I also stored the topology and then filtered the nodes to send message based on that.

I read through the whole maelstrom document from echo to efficient broadcast, to understand what was happening. the store/latest page is incredibly useful when each thing is understood properly. the messages.svg is just 🤌🏻 perfect.

3e. Efficient Broadcast ++

The challenge was to implement the system such that, there were 20 msgs-per-op and median latency below 1s and 99th percentile below 2s.
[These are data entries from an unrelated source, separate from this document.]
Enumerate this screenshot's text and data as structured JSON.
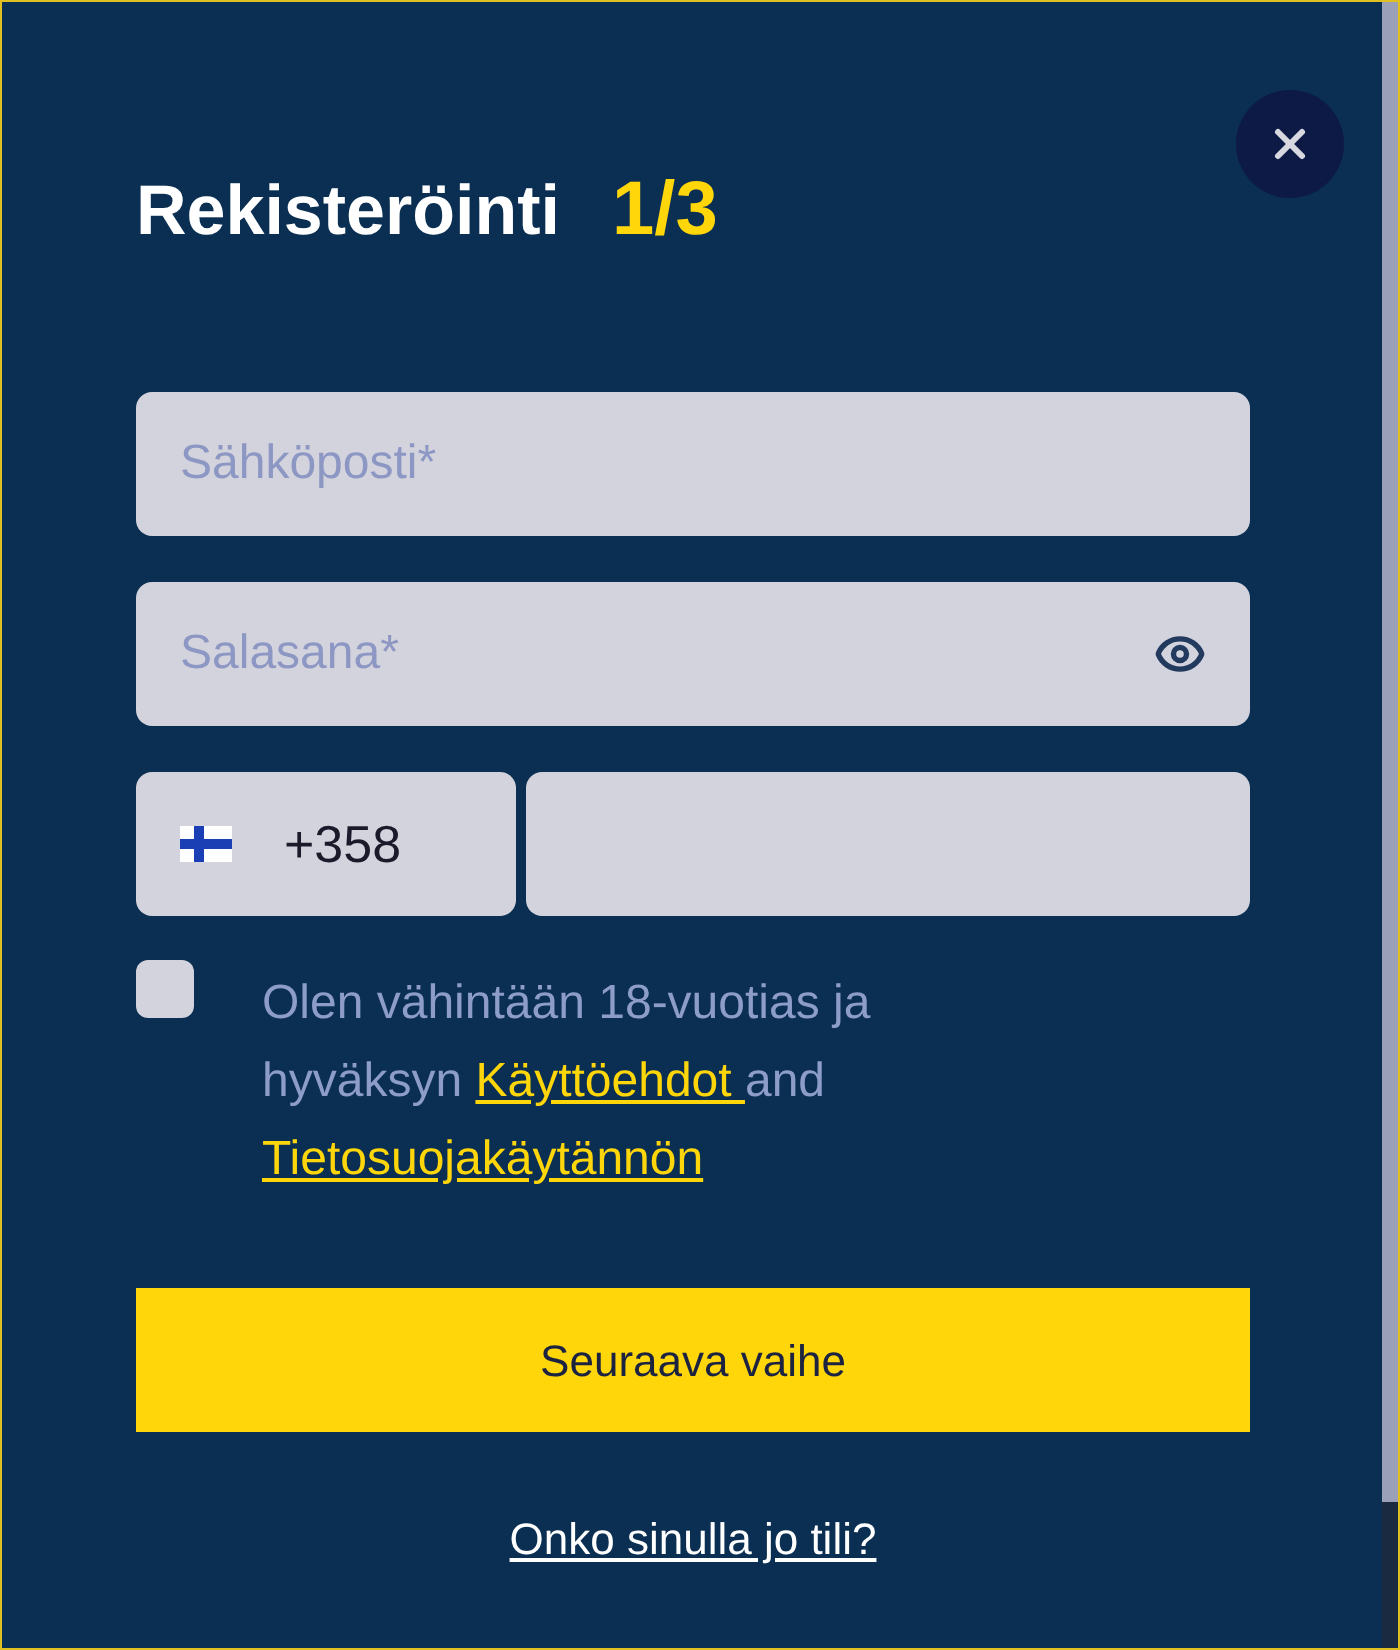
{
  "dialog": {
    "title": "Rekisteröinti",
    "step": "1/3"
  },
  "fields": [
    {
      "kind": "email",
      "placeholder": "Sähköposti*"
    },
    {
      "kind": "password",
      "placeholder": "Salasana*"
    }
  ],
  "phone": {
    "country_code": "+358"
  },
  "consent": {
    "checked": false,
    "text_before": "Olen vähintään 18-vuotias ja hyväksyn ",
    "terms_link": "Käyttöehdot ",
    "between": "and ",
    "privacy_link": "Tietosuojakäytännön"
  },
  "primary_button": "Seuraava vaihe",
  "login_link": "Onko sinulla jo tili?"
}
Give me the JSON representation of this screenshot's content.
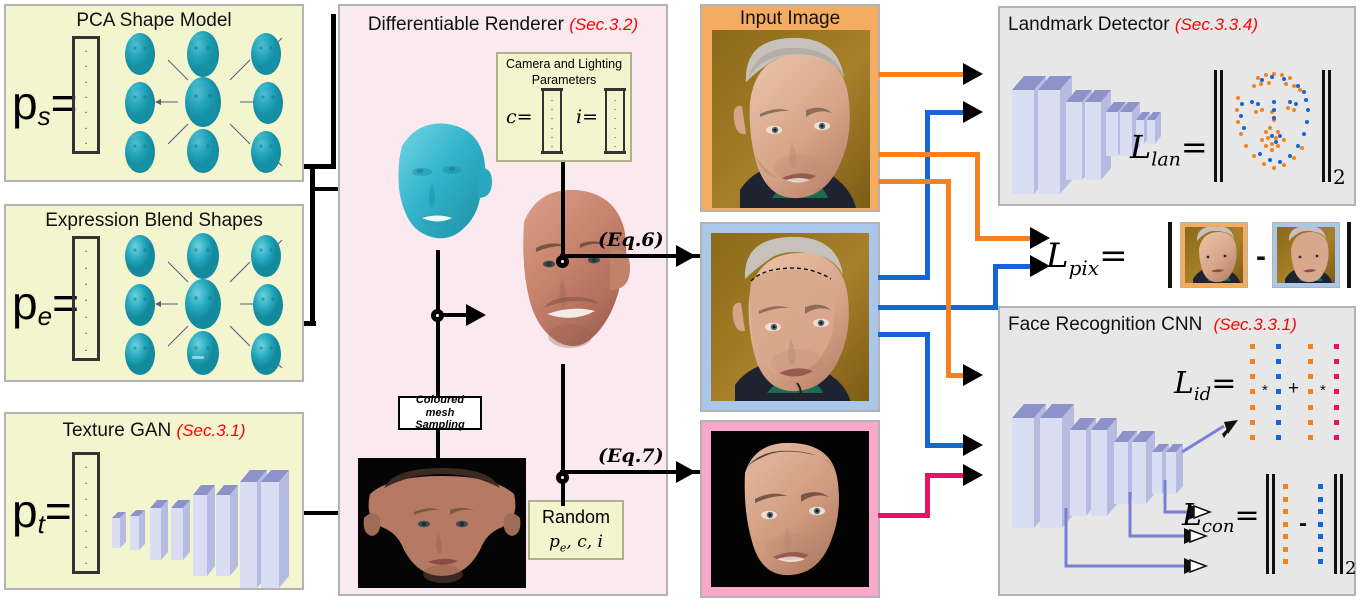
{
  "figure": {
    "domain": "method-pipeline-diagram",
    "colors": {
      "yellow_panel": "#f2f5ce",
      "pink_panel": "#fae9ef",
      "grey_panel": "#e7e7e7",
      "section_ref": "#ff0000",
      "orange_wire": "#f58220",
      "blue_wire": "#1565d8",
      "pink_wire": "#ec1164",
      "black_wire": "#000000",
      "teal_mesh": "#2aa7bf",
      "cnn_block": "#c6c8e8",
      "input_image_border": "#f4ac63",
      "render_image_border": "#aac6e8",
      "synth_image_border": "#f9a8c9"
    }
  },
  "panels": {
    "pca": {
      "title": "PCA Shape Model",
      "param_label": "p",
      "param_sub": "s",
      "equals": "="
    },
    "expression": {
      "title": "Expression Blend Shapes",
      "param_label": "p",
      "param_sub": "e",
      "equals": "="
    },
    "texture_gan": {
      "title": "Texture GAN",
      "section": "(Sec.3.1)",
      "param_label": "p",
      "param_sub": "t",
      "equals": "="
    },
    "renderer": {
      "title": "Differentiable Renderer",
      "section": "(Sec.3.2)",
      "camera_box": {
        "title_line1": "Camera and Lighting",
        "title_line2": "Parameters",
        "c_label": "c=",
        "i_label": "i="
      },
      "sampling_box": {
        "line1": "Coloured mesh",
        "line2": "Sampling"
      },
      "random_box": {
        "line1": "Random",
        "line2": "p_e, c, i",
        "line2_parts": [
          "p",
          "e",
          ", c, i"
        ]
      },
      "eq6": "(Eq.6)",
      "eq7": "(Eq.7)"
    },
    "input_image": {
      "title": "Input Image"
    },
    "landmark": {
      "title": "Landmark Detector",
      "section": "(Sec.3.3.4)",
      "loss": "L",
      "loss_sub": "lan",
      "equals": "=",
      "norm_sub": "2"
    },
    "pix": {
      "loss": "L",
      "loss_sub": "pix",
      "equals": "=",
      "minus": "-"
    },
    "face_recognition": {
      "title": "Face Recognition CNN",
      "section": "(Sec.3.3.1)",
      "id_loss": "L",
      "id_loss_sub": "id",
      "id_equals": "=",
      "id_mult1": "*",
      "id_plus": "+",
      "id_mult2": "*",
      "con_loss": "L",
      "con_loss_sub": "con",
      "con_equals": "=",
      "con_minus": "-",
      "con_norm_sub": "2"
    }
  },
  "vectors": {
    "dot": "."
  }
}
This worked smoothly without even any code change because with problem 3d, I ran it with network partition and bought the response time much lower. My implementation still did it in under 150ms 95 %ile and 180ms 100%ile. I was pretty happy with the results.

4. Grow Only Counter

Grow only counters usually have only one operation add. Everything else is used to keep it consistent.

Maelstrom itself comes with a neat implementation for a sequentially consistent key value store.

The setup is such that, each node is given a KV and needs to always respond with the total of all values so far. For this, the nodes need to confer with each other ot know what values the other nodes have seen.

As a developer I understand that Debugging needs going through a lot of logs. But in this case, I needed to understand maelstrom’s logging system (which is spectacular BTW).

But, reading it helped a lot messages.svg from the logs made it obvious that I forgot to instantiate the key with some value in the beginning and, maelstrom deviously was reading before it had written anything.

The discussion logic between nodes was quite interesting to implement.